As for the lag, I would assume the GPU + CPU throttle down their power usage when you aren't drawing visible textures, and when you suddenly overload them they need a brief instant to power up. In real life apps and games this 0%-100% sudden workload changes never happen, so a slight lag is totally understandable and expected, I guess.
I'm developing "remote screencasting" application (just like VNC but not exactly), where I transfer updated tiles of screen pixels over the network. I'd like to implement the caching mechanism, and I'd like to hear your recommendations...
Here is how I think it should be done. For each tile coordinate, there is fixed size stack (cache) where I add updated tiles. When saving, I calculate some kind of checksum (probably CRC-16 would suffice, right?) of the tile data (i.e. pixels). When getting new tile (from the new screenshot of desktop), I calculate its checksum and compare to all items checksums in the stack of that tile coordinate. If the checksum matches, instead of sending the tile I send the special message e.g. "get tile from cache stack at position X". This means I need to have identical cache stacks on the server and on the client.
Here comes my questions:
What should be the default stack size (depth)? Say if stack size is 5, this means last 5 tiles of specified coordinates will be saved, and 5 times the resolution of screen pixels will be the total cache size. For big screens raw RGB buffer of screen will be approx. 5 megabytes, so having 10-level stack means 50MB cache, right? So what should be the cache depth? I think maybe 10 but need your suggestions.
I'm compressing the tiles into JPEG before sending over network. Should I implement caching of JPEG tiles, or raw RBG tiles before compression? Logical choice would be caching raw tiles as it would avoid unnecessary JPEG encoding for the tiles that would be found in cache. But saving RGB pixels will require much bigger cache size.

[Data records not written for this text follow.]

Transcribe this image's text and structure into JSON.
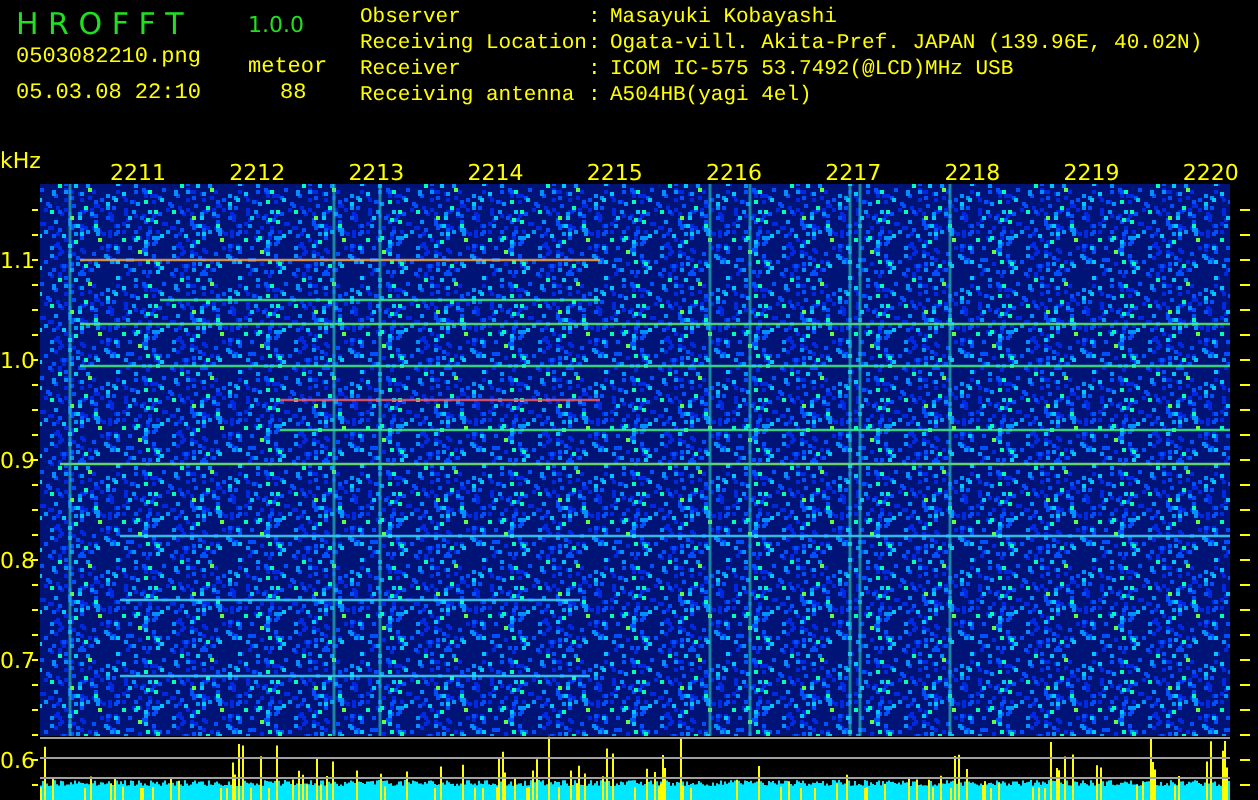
{
  "app": {
    "name": "H R O F F T",
    "version": "1.0.0"
  },
  "file": {
    "name": "0503082210.png",
    "datetime": "05.03.08 22:10"
  },
  "meteor": {
    "label": "meteor",
    "count": "88"
  },
  "station_info": [
    {
      "label": "Observer",
      "separator": ":",
      "value": "Masayuki Kobayashi"
    },
    {
      "label": "Receiving Location",
      "separator": ":",
      "value": "Ogata-vill. Akita-Pref. JAPAN (139.96E, 40.02N)"
    },
    {
      "label": "Receiver",
      "separator": ":",
      "value": "ICOM IC-575 53.7492(@LCD)MHz USB"
    },
    {
      "label": "Receiving antenna",
      "separator": ":",
      "value": "A504HB(yagi 4el)"
    }
  ],
  "spectrogram": {
    "unit": "kHz",
    "time_labels": [
      "2211",
      "2212",
      "2213",
      "2214",
      "2215",
      "2216",
      "2217",
      "2218",
      "2219",
      "2220"
    ],
    "frequency_labels": [
      "1.1",
      "1.0",
      "0.9",
      "0.8",
      "0.7",
      "0.6"
    ]
  }
}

So what's the best option - before or after compression?
Is CRC-16 checksum alone enough for comparing new screen tiles with the tiles in cache stack? I mean should I additionally make byte-by-byte comparison for the tiles when CRC matches, or is it redundant? Is the collision probability low enough to be discarded?
In general, what do you think about the scheme I described? What would you change in it? Any kind of suggestions would be appreciated!

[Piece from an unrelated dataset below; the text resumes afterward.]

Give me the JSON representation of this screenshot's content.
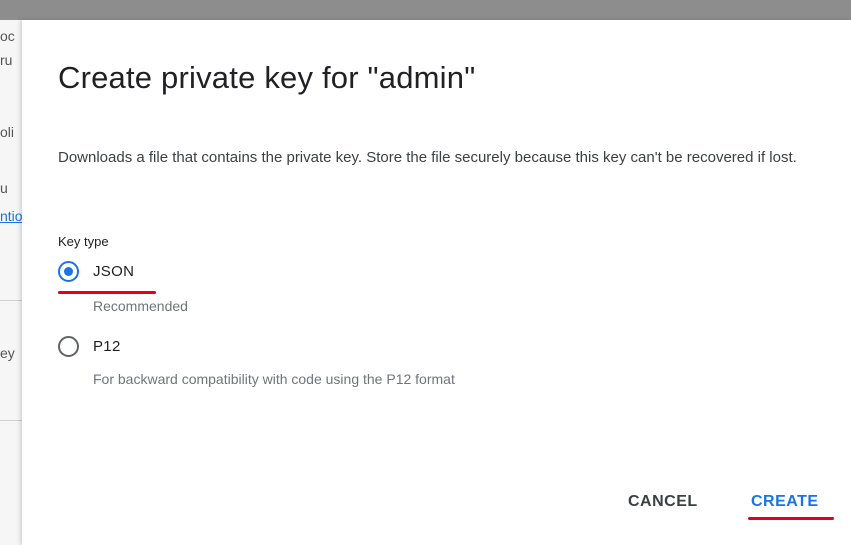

I like the way you explained everything, this is certainly a nice idea to implement.
I implemented the similar approach for a similar application couple of months ago, Now looking for some different schemes either work along with it or replace it.

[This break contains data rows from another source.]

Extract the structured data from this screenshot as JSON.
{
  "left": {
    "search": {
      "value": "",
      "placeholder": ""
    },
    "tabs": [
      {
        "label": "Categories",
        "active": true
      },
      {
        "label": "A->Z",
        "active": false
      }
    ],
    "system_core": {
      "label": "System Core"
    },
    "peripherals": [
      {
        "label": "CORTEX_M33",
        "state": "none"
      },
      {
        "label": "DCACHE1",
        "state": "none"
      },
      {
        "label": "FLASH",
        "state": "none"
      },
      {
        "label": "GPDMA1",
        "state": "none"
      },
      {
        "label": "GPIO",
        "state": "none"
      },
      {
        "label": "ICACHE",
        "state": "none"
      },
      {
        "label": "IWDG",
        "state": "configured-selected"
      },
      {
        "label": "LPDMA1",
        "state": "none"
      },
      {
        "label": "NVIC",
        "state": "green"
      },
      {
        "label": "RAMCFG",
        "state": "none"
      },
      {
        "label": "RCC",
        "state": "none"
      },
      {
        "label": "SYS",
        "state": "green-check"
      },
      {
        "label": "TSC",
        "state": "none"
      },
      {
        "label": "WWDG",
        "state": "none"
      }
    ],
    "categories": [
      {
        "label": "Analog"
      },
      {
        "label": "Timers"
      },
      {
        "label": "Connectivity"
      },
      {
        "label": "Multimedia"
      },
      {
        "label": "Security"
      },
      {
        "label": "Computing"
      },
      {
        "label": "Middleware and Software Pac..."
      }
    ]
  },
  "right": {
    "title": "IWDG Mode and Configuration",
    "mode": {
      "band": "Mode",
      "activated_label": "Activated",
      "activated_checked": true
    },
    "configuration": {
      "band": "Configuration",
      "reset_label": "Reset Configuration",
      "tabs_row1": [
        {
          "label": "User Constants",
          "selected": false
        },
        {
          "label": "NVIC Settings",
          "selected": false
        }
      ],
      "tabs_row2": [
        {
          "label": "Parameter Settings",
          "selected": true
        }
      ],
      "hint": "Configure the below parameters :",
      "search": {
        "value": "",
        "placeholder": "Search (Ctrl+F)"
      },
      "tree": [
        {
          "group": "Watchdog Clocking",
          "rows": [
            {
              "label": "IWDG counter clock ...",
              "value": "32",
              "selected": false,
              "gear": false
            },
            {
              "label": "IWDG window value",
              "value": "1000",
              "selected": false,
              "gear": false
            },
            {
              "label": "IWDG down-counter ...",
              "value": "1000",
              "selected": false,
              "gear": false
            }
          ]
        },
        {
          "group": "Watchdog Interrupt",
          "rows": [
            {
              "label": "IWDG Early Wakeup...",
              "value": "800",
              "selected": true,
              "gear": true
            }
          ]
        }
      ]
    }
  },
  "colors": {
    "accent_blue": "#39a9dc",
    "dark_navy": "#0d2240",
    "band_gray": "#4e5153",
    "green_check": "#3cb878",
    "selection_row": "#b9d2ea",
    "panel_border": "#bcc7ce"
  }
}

I used the cache stack size equal number of tiles as present in a screen and didn't restrict the tile to be matched with same location previous tile. I assume it is very helpful while user is moving a window. Cache size is a trade-off between processing power , memory and bandwidth. The more tiles you have in cache the more you may save the bandwidth again on the cost of memory and processing.
I used CRC16 too but this is not ideal to implement as when it hits some CRCs in cache it produces a very odd image, which was quite annoying but very rare. Best thing is the match pixel by pixel if you can afford it in-terms of processing power. In my case I couldn't.
Caching JPEG is a better idea to save the memory, because if we create BITMAP from JPEG the damage has already been done to it in-terms of quality, I assume the probability of hitting wrong CRC is the same in both cases. I, in my case, used JPEG.
I'd use a faster hash algorithm. murmur2 or Jenkins for example. It promises much better uniqueness.
See Spice remote protocol (www.spice-space.org) for example of caching.
The cache should be as big as it can be (on the client, or in an intermediate proxy).
You might check out x11vnc's cache implementation.